1.3. De Bestuurscommissie heeft de bijstand van appellant over de maand februari 2008 verlaagd met 50%, op de grond dat in december 2007 sprake was van drie dagen ongeoorloofd verzuim, verdeeld over twee perioden, terwijl tevens sprake was van recidive.
1.4. Bij besluit van 19 maart 2008 heeft de Bestuurscommissie de bijstand van appellant met ingang van 1 maart 2008 gedurende een periode van een maand verlaagd met 100%. Dat besluit is na bezwaar gehandhaafd bij besluit van 18 september 2008. Daaraan is ten grondslag gelegd dat appellant in februari 2008 op 1 februari 2008, 18 februari 2008 tot en met 20 februari 2008 en op 29 februari 2008, zijnde vijf dagen, verdeeld over drie perioden, ongeoorloofd heeft verzuimd van zijn werk bij het BST, terwijl tevens sprake is van recidive.
2. Bij de aangevallen uitspraak heeft de rechtbank, voor zover hier van belang, het beroep van appellant tegen het besluit van 18 september 2008 ongegrond verklaard.
3. Appellant heeft zich op de hierna te bespreken gronden tegen de aangevallen uitspraak gekeerd.

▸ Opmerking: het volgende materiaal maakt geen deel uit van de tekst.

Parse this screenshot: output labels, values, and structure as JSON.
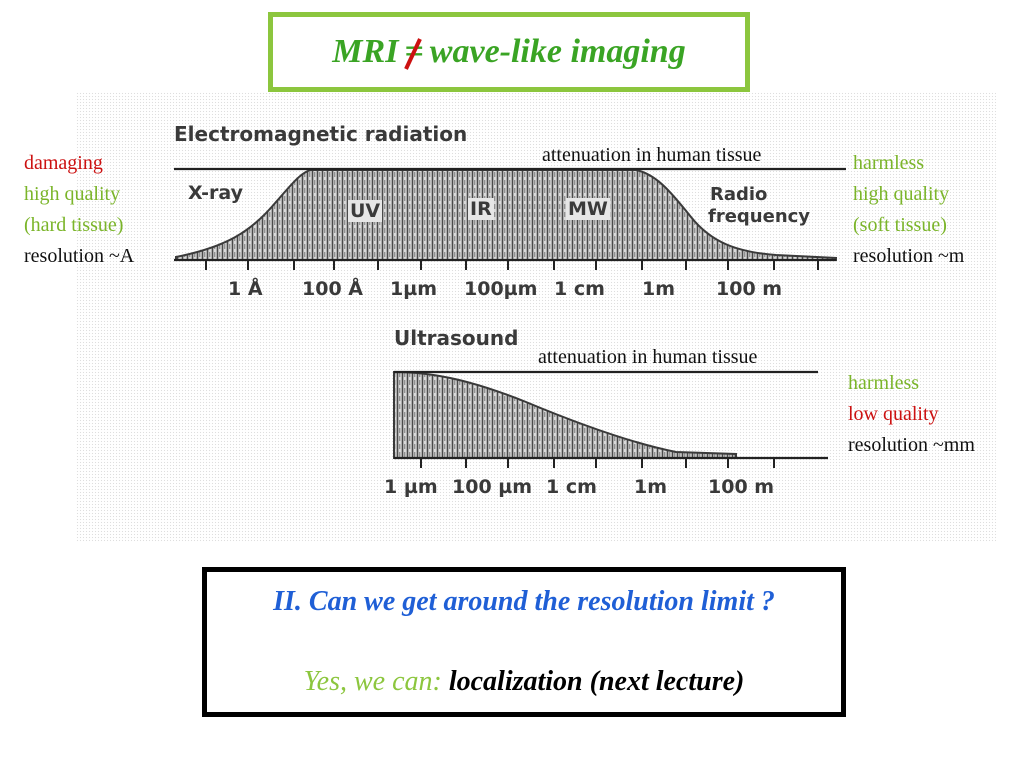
{
  "title": {
    "left": "MRI",
    "symbol": "=",
    "right": "wave-like imaging",
    "negation_color": "#cc1111"
  },
  "em": {
    "heading": "Electromagnetic radiation",
    "attenuation_label": "attenuation in human tissue",
    "bands": [
      "X-ray",
      "UV",
      "IR",
      "MW"
    ],
    "radio_1": "Radio",
    "radio_2": "frequency",
    "ticks": [
      "1 Å",
      "100 Å",
      "1µm",
      "100µm",
      "1 cm",
      "1m",
      "100 m"
    ],
    "left_notes": [
      "damaging",
      "high quality",
      "(hard tissue)",
      "resolution ~A"
    ],
    "right_notes": [
      "harmless",
      "high quality",
      "(soft tissue)",
      "resolution ~m"
    ]
  },
  "us": {
    "heading": "Ultrasound",
    "attenuation_label": "attenuation in human tissue",
    "ticks": [
      "1 µm",
      "100 µm",
      "1 cm",
      "1m",
      "100 m"
    ],
    "right_notes": [
      "harmless",
      "low quality",
      "resolution ~mm"
    ]
  },
  "question": {
    "line1": "II. Can we get around the resolution limit ?",
    "line2_a": "Yes, we can:",
    "line2_b": "localization (next lecture)"
  },
  "colors": {
    "title_border": "#8cc63e",
    "title_text": "#3aa424",
    "red": "#cc1111",
    "green": "#7bb52a",
    "blue": "#1f5fd6"
  }
}
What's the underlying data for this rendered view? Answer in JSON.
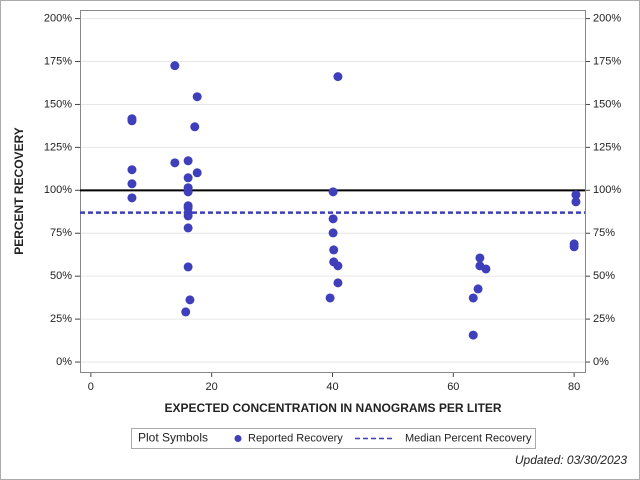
{
  "chart_data": {
    "type": "scatter",
    "xlabel": "EXPECTED CONCENTRATION IN NANOGRAMS PER LITER",
    "ylabel": "PERCENT RECOVERY",
    "x": [
      13.9,
      40.9,
      17.6,
      6.8,
      6.8,
      17.2,
      16.1,
      13.9,
      6.8,
      17.6,
      16.1,
      6.8,
      16.1,
      16.1,
      40.1,
      80.3,
      6.8,
      80.3,
      16.1,
      16.1,
      16.1,
      16.1,
      40.1,
      16.1,
      40.1,
      80.0,
      80.0,
      40.2,
      64.4,
      40.2,
      40.9,
      64.4,
      65.4,
      16.1,
      40.9,
      64.1,
      16.4,
      39.6,
      63.3,
      15.7,
      63.3
    ],
    "series": [
      {
        "name": "Reported Recovery",
        "color": "#3f3fbb",
        "values": [
          172.6,
          166.2,
          154.5,
          141.7,
          140.5,
          137.0,
          117.2,
          116.0,
          112.0,
          110.2,
          107.3,
          103.8,
          101.5,
          99.1,
          99.1,
          97.4,
          95.6,
          93.3,
          91.0,
          89.8,
          86.9,
          85.1,
          83.4,
          78.1,
          75.2,
          68.8,
          67.1,
          65.3,
          60.6,
          58.3,
          56.0,
          56.0,
          54.2,
          55.4,
          46.1,
          42.6,
          36.2,
          37.3,
          37.3,
          29.2,
          15.7
        ]
      }
    ],
    "lines": [
      {
        "name": "Median Percent Recovery",
        "value": 87,
        "color": "#3f3fbb",
        "dashed": true
      }
    ],
    "baseline": 100,
    "xlim": [
      -1.8,
      81.8
    ],
    "ylim": [
      -5.8,
      205
    ],
    "xticks": [
      0,
      20,
      40,
      60,
      80
    ],
    "yticks": [
      {
        "value": 0,
        "label": "0%"
      },
      {
        "value": 25,
        "label": "25%"
      },
      {
        "value": 50,
        "label": "50%"
      },
      {
        "value": 75,
        "label": "75%"
      },
      {
        "value": 100,
        "label": "100%"
      },
      {
        "value": 125,
        "label": "125%"
      },
      {
        "value": 150,
        "label": "150%"
      },
      {
        "value": 175,
        "label": "175%"
      },
      {
        "value": 200,
        "label": "200%"
      }
    ],
    "grid": true,
    "legend_title": "Plot Symbols",
    "footnote": "Updated: 03/30/2023"
  }
}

4. De Raad overweegt als volgt.
4.1. De stelling van appellant dat hij zich wel tijdig heeft afgemeld spoort, wat betreft de periode van 18 februari 2008 tot en met 20 februari 2008, niet met het faxbericht van de advocaat van appellant van 21 februari 2008 aan het BST, waarin appellant met terugwerkende kracht is ziekgemeld. Appellant heeft verder verklaard dat hij heeft verzuimd vanwege behandelingen door de fysiotherapeut. Nu appellant halve dagen werkte, valt niet in te zien dat hij die afspraken, zoals het BST ook met hem had besproken, niet buiten werktijd zou kunnen plannen. Ook in zoverre is derhalve sprake van ongeoorloofd verzuim.
4.2. Appellant heeft voorts aangevoerd dat de maatregel in strijd is met het goed werkgeverschap. Hij is van mening dat de rechtbank ten onrechte heeft overwogen dat de Bestuurscommissie niet als zijn werkgever kan worden gezien. De Raad deelt het oordeel van de rechtbank dat van een arbeidsovereenkomst tussen de Bestuurscommissie en appellant geen sprake was. De voor appellant geldende verplichting om de re-integratievoorziening te volgen vloeit voort uit artikel 9, eerste lid, aanhef en onder b, van de WWB en niet uit een arbeidsovereenkomst.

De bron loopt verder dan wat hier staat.